St Jean de la Croix, un des poèmes mystiques, 1952 environ *

Le Coultre
St Jean de la Croix, un des poèmes mystiques, 1952 environ
Encre 9 x 9 cm

En référence à St Jean de la Croix, voici un poème de ce mystique, choisi par Paul (ou peut-être Andrée) qui fut lu lors des funérailles d’Andrée, le 12 juillet 1986, en l’église St Joseph de la Demi-Lune. Un de ces poèmes nés dans son cachot de Tolède qui rappelle combien il vivait de la vie de Dieu, Père, Fils et Esprit, et le rôle prépondérant de la foi.

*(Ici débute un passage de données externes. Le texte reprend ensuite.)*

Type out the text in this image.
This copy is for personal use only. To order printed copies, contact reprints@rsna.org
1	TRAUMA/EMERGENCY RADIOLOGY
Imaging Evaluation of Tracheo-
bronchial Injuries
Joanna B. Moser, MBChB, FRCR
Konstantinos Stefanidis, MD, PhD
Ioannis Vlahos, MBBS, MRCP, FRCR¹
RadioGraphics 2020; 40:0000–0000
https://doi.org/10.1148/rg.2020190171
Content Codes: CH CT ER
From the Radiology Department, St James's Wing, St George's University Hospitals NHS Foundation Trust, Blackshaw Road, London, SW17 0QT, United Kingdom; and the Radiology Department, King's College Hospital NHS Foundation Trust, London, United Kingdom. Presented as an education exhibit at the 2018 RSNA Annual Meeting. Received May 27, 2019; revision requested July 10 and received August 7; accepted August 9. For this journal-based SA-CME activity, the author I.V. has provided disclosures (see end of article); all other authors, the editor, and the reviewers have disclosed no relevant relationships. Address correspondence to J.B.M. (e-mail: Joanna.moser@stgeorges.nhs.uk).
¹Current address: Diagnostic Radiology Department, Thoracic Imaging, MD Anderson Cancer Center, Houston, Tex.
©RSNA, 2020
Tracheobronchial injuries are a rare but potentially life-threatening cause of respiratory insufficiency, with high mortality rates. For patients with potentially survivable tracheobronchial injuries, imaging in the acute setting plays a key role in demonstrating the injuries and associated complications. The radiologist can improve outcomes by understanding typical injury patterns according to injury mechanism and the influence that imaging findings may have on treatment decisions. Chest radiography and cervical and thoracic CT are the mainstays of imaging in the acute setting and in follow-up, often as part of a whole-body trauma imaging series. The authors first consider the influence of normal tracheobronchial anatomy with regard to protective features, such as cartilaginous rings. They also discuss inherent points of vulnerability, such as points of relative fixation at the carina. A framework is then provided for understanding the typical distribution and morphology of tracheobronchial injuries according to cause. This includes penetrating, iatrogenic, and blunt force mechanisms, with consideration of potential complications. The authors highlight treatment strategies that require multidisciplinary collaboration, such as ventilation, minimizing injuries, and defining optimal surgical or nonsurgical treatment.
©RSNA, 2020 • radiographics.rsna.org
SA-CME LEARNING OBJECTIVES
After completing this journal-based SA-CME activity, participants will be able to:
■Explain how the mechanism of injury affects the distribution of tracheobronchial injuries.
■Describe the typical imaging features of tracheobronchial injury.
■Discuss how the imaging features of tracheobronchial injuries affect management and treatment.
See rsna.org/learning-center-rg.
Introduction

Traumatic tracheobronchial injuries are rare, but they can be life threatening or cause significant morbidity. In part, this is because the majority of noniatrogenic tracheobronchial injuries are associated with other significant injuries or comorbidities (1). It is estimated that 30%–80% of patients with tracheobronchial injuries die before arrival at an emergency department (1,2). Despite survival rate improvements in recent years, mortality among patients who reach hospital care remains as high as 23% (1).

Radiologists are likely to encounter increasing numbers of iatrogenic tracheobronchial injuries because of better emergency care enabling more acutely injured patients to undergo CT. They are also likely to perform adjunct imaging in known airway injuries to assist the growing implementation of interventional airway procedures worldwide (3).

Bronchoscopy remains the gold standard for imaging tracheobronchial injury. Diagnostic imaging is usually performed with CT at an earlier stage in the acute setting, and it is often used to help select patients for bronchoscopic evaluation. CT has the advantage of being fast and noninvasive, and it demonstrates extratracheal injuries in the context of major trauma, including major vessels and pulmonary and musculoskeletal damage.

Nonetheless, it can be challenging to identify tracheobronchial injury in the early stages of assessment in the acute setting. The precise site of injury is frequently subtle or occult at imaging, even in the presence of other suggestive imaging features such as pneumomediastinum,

CHANTS DE L’ÂME QUI S’EJOUIT DE CONNAÎTRE DIEU EN FOI

Bien sais-je la source qui jaillit et fuit,
Mais c’est de nuit !

Cette source éternelle bien est celée
Et pourtant sa demeure je l’ai trouvée,
Mais c’est de nuit !

En l’obscure nuit de cet exil mauvais
La source fraîche, par la foi, bien la sais,
Mais c’est de nuit !

Ne sais son origine, car n’en a mie, [Père]
Mais que toute origine d’elle est jaillie,
Mais c’est de nuit !

Bien sais que ne peut être chose si belle
Et sais que ciel et terre s’abreuvent en elle,
Mais c’est de nuit !

Bien sais que de fond jamais on n’y trouva
Et que nul à gué oncques ne la passa,
Mais c’est de nuit !

Que nul voile à sa clarté ne fut connu
Et que toute lumière d’elle est venue,
Mais c’est de nuit !

Bien sais que si riches roulent ses courants
Qu’enfers et ciels et mondes ils vont arrosant,
Mais c’est de nuit !

Et le courant de cette source naissant [Fils]
Bien sais qu’il est aussi riche et tout puissant,
Mais c’est de nuit !

Et si le courant qui des deux autres procède [Esprit]
Bien sais que nul des autres ne le précède
Mais c’est de nuit !

Bien sais que les Trois en une seule eau vive
Résident et que l’un de l’autre dérive,
Mais c’est de nuit !

Cette source éternelle bien est blottie
Au pain vivant afin de nous donner vie,
Mais c’est de nuit !

Elle est là criant vers toute créature
Qui de cette eau s’abreuve mais à l’obscur,
Car c’est de nuit !

Cette source vive à qui tant me convie
Mon désir, je la vois en ce pain de vie,
Mais c’est de nuit !

(Les poèmes mystiques de St Jean de la Croix, traduits par Lucien-Marie de St Joseph, Desclée de Brouwer, 1947,modernisation de la traduction du carme Cyprien de la Nativité (XVIIe s.)